Making RAM at Home [video]

(youtube.com)

129 points | by kaipereira 1 day ago

12 comments

  • readitalready 1 hour ago
    I only buy free-range artisanal DRAM at the DRAM farmer's market.
  • LPisGood 1 hour ago
    I saw this video yesterday and considered posting it, but I wasn’t sure if it was appropriate for HN.

    This channel has another video where it shows how the clean room lab is created starting from a basic backyard shed, and that was truly astounding. The positive pressure to keep the number of particles low in someone’s backyard is almost mystical to me.

    • vlovich123 1 hour ago
      You’re not sure if someone building a RAM clean room in a shed is appropriate for HackerNews, literally “news for nerds”? A dictionary purchase may be warranted
      • LPisGood 38 minutes ago
        I think he plans to go far beyond just making RAM in that clean room. This is pure speculation, but I suspect the goal of that channel is to just make doom from scratch.

        Given that the shed in this guy’s backyard is already approaching the entire national technological output of any country in the 1970s I think he may get there.

      • kstrauser 1 hour ago
        Agree with the sentiment, but “news for nerds” is Slashdot.
        • SkinTaco 54 minutes ago
          Slashdot still exists?
          • kstrauser 32 minutes ago
            Well, “exists” is a pretty broad spectrum.
      • fragmede 28 minutes ago
        Yeah but it's a YouTube video. Those tend not to do super well on the front page.
    • saganus 1 hour ago
      If you haven't seen this one, I highly recommend it:

      Indistinguishable From Magic: Manufacturing Modern Computer Chips

      https://www.youtube.com/watch?v=NGFhc8R_uO4&t=2070s

      It's quite old but I think there is no modern version of it.
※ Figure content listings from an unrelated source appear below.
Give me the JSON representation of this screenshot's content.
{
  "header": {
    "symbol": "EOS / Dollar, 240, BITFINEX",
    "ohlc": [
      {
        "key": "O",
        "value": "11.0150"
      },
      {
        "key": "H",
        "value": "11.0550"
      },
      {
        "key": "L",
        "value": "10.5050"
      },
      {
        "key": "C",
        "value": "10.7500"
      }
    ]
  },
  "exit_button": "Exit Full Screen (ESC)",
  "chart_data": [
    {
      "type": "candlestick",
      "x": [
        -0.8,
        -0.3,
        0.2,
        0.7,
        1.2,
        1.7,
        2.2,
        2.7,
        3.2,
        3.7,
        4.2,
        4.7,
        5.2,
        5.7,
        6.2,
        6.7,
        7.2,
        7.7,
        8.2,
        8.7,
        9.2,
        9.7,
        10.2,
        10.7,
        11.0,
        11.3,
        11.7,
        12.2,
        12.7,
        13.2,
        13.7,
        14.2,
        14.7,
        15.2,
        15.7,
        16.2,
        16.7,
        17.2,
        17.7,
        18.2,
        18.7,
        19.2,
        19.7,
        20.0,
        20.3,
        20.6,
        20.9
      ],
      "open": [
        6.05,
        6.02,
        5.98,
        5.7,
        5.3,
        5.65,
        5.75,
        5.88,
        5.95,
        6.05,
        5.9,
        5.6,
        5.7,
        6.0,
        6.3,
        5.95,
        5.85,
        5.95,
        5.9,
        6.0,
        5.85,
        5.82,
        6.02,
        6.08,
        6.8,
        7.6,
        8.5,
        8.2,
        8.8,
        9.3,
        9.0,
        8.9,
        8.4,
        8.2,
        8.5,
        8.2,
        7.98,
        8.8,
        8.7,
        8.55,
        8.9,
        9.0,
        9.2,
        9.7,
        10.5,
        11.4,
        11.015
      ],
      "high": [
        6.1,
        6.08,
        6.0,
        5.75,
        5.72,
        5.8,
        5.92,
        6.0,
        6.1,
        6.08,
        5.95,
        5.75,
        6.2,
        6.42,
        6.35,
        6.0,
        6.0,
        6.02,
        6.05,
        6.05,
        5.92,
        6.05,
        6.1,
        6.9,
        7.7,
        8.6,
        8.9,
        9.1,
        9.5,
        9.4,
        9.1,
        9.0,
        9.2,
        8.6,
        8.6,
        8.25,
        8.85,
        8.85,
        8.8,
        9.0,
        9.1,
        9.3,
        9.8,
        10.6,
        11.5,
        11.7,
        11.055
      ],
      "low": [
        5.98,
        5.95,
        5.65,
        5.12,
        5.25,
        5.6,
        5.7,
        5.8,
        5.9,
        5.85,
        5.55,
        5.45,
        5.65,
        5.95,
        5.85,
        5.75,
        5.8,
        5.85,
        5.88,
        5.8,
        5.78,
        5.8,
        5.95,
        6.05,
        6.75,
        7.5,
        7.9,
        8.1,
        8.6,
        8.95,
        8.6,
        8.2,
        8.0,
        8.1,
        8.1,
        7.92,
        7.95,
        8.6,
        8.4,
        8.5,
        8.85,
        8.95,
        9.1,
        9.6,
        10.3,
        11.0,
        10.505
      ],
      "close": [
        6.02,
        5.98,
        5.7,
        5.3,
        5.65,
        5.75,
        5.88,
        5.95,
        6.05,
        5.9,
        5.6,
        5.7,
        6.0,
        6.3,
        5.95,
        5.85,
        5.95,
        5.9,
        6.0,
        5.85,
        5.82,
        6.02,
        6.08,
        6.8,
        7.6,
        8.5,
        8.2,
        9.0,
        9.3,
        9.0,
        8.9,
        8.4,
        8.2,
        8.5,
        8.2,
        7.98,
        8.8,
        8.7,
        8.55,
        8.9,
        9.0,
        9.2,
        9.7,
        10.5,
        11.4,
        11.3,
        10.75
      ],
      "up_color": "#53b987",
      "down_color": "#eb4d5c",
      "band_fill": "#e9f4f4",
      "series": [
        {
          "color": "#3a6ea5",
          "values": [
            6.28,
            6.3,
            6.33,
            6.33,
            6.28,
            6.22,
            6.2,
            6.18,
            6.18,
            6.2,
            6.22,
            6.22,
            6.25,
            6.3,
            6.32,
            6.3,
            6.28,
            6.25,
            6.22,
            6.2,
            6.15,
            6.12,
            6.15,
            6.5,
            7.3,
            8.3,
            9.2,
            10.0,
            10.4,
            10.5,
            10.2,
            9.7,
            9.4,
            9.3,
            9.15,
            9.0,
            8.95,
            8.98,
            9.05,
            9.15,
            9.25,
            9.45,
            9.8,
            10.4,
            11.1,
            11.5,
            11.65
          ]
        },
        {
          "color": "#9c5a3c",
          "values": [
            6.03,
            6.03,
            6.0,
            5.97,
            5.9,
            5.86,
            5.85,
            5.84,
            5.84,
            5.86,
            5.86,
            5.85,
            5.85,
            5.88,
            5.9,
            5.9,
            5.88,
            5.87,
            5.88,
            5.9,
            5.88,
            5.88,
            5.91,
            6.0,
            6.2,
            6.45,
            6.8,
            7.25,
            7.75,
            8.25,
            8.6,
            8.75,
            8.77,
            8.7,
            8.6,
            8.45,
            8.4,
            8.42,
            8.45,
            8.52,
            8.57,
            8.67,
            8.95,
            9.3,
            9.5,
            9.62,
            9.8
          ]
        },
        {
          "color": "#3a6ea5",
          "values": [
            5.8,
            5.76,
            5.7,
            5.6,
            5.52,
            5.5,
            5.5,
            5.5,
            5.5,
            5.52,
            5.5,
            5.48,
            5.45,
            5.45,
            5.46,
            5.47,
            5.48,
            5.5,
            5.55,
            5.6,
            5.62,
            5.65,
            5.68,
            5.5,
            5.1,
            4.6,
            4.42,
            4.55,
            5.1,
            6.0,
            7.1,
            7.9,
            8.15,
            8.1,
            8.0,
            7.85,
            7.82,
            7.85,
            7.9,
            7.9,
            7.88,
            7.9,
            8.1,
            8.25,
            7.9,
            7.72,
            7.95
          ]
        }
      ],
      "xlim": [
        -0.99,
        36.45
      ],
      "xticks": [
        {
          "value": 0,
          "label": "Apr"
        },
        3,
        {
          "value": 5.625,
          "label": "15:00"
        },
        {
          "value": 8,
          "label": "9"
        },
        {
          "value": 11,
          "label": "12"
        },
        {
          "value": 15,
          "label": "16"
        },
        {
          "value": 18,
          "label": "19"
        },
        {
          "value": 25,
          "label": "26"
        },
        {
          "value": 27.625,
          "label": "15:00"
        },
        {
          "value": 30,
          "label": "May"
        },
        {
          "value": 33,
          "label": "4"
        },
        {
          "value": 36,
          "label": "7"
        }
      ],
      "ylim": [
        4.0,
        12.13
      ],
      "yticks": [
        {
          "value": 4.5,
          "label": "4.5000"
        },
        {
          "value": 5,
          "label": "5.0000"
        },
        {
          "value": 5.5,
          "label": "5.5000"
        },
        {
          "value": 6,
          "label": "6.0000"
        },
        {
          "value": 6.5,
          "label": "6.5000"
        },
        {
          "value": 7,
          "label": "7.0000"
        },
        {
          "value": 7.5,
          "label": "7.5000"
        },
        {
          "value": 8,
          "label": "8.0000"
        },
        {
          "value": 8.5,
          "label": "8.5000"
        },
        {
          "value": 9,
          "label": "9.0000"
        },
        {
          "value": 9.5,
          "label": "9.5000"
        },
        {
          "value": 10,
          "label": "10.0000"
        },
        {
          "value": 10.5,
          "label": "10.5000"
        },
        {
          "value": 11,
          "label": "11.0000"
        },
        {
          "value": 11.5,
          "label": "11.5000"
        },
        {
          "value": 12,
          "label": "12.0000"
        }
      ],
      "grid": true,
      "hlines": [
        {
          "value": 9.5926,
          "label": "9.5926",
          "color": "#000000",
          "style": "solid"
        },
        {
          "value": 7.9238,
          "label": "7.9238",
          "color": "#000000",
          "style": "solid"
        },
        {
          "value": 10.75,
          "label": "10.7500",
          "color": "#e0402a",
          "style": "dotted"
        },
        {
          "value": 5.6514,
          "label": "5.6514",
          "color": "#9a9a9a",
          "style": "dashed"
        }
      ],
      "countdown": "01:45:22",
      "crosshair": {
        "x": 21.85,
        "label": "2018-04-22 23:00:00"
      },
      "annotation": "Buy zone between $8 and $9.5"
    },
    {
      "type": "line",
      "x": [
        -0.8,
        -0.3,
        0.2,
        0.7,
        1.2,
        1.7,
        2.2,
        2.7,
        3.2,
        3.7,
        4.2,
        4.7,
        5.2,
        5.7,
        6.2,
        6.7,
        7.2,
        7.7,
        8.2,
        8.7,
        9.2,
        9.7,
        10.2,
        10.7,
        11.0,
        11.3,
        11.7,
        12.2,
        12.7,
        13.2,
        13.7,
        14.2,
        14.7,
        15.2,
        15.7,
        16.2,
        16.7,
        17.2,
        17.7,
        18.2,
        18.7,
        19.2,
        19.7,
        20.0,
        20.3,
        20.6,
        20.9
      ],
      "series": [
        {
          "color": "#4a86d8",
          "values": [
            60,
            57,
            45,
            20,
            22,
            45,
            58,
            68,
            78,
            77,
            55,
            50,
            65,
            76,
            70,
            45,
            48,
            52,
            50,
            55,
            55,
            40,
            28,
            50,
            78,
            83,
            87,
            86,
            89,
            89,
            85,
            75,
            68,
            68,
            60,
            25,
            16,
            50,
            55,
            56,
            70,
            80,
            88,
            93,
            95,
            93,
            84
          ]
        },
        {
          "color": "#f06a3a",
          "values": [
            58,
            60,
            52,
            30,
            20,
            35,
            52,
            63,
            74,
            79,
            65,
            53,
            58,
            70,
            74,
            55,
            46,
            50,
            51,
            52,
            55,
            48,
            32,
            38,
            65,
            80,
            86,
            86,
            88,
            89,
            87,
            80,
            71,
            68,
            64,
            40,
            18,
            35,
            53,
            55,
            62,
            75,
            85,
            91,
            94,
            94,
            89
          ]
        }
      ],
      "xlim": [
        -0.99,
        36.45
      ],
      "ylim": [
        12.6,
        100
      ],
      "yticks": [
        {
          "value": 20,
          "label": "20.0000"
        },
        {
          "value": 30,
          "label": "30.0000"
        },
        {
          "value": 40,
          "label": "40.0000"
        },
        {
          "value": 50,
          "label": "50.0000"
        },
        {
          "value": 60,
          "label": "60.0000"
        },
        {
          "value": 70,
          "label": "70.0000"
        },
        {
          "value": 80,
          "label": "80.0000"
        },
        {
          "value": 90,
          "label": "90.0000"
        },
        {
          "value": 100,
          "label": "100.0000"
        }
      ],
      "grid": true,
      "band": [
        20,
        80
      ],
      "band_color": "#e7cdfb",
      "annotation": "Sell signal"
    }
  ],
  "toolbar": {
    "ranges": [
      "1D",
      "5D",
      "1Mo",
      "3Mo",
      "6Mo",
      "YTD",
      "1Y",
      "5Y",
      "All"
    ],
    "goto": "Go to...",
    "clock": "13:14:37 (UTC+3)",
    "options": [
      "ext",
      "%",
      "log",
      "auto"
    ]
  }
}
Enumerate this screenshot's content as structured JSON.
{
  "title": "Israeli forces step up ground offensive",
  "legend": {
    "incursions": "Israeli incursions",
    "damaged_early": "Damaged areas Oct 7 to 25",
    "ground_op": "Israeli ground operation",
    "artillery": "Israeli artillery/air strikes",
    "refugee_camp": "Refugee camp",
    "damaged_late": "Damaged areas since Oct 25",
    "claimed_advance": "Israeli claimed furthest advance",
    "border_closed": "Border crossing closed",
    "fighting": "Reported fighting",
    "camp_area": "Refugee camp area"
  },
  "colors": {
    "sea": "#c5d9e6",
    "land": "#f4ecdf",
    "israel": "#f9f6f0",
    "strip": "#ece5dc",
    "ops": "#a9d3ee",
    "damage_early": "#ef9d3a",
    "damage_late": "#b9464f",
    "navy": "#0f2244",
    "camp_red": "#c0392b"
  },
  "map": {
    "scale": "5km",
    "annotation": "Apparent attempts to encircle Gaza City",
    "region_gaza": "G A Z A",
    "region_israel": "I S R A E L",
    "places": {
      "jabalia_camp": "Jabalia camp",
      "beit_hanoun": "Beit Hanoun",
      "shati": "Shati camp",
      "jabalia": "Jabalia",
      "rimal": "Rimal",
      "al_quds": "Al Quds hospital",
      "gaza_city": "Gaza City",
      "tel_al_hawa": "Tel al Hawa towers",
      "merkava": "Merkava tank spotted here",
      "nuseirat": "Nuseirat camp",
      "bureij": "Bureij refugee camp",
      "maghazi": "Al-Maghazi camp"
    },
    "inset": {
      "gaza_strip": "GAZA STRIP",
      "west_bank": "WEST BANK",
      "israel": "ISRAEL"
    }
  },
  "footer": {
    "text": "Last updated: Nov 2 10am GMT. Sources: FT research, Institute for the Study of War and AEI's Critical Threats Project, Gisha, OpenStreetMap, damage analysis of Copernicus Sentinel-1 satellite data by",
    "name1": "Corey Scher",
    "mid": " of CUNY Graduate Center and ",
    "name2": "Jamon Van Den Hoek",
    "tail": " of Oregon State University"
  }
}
      I've tried posting to HN a few times but it hasn't gained traction for some reason, but I find it absolutely mind blowing.

    • anitil 1 hour ago
      I think if it's interesting to you then it's worth posting, and letting the voting system do it's thing. I only rarely post because by the time I've seen something it's usually already been posted
    • duskdozer 52 minutes ago
      Tbh this is exactly the sort of thing I'd come here to see
    • waterTanuki 1 hour ago
      Recently I saw a post about Bonsai trees on the front page. Making your own RAM is 100% more relevant to HN than quite a few posts I see on the main page.
  • jukkan 21 minutes ago
    "There is no DownloadMoreRAM, it's just some guy in a backyard shed."

    https://downloadmoreram.com/

  • readitalready 52 minutes ago
    Backyard semiconductor production is pretty similar to backyard barbecue. Lots of heating, smoking (diffusion), injecting (ion implant), and layering..
  • Rendello 1 day ago
    I wasn't expecting what the inside of the shed would be like!
  • p0w3n3d 32 minutes ago

      1999. We will have flying cars
      2024. LLMs - there will be robots
      2026. How to make your own RAM
  • dlcarrier 1 day ago
    This guy is proof that newcomers to YouTube can still succeed, if they find the right niche.
  • jandhdhshhh 32 minutes ago
    This is incredible! 1100 degrees in your backyard shed! And the video explains it well too
  • kennywinker 38 minutes ago
    Nobody tell openai about this, they’ll buy up all his stock
  • debo_ 1 hour ago
    Mom: We have RAM at home!

    RAM at home:

  • schmeichel 1 hour ago
    Subscribed. Genuinely looking forward to what this gent gets up to.
  • CamperBob2 1 hour ago
    Spoiler: we never actually get to see the RAM tested
    • eichin 1 hour ago
      The graphs towards the end were discharge curves for a single transistor/capacitor cell out of only 16 present, if I understood correctly? So "enough cells to count as memory" and "addressing logic" are definitely future work (it looked like he wanted to characterize what the refresh cycle would have to look like before actually building more.) I was kind of surprised that the "use a microscope as a photolithography projector" approach worked at all, it will be interesting to see how that scales up...
      • denkmoon 1 hour ago
        2 bytes of memory ought to be enough for anyone!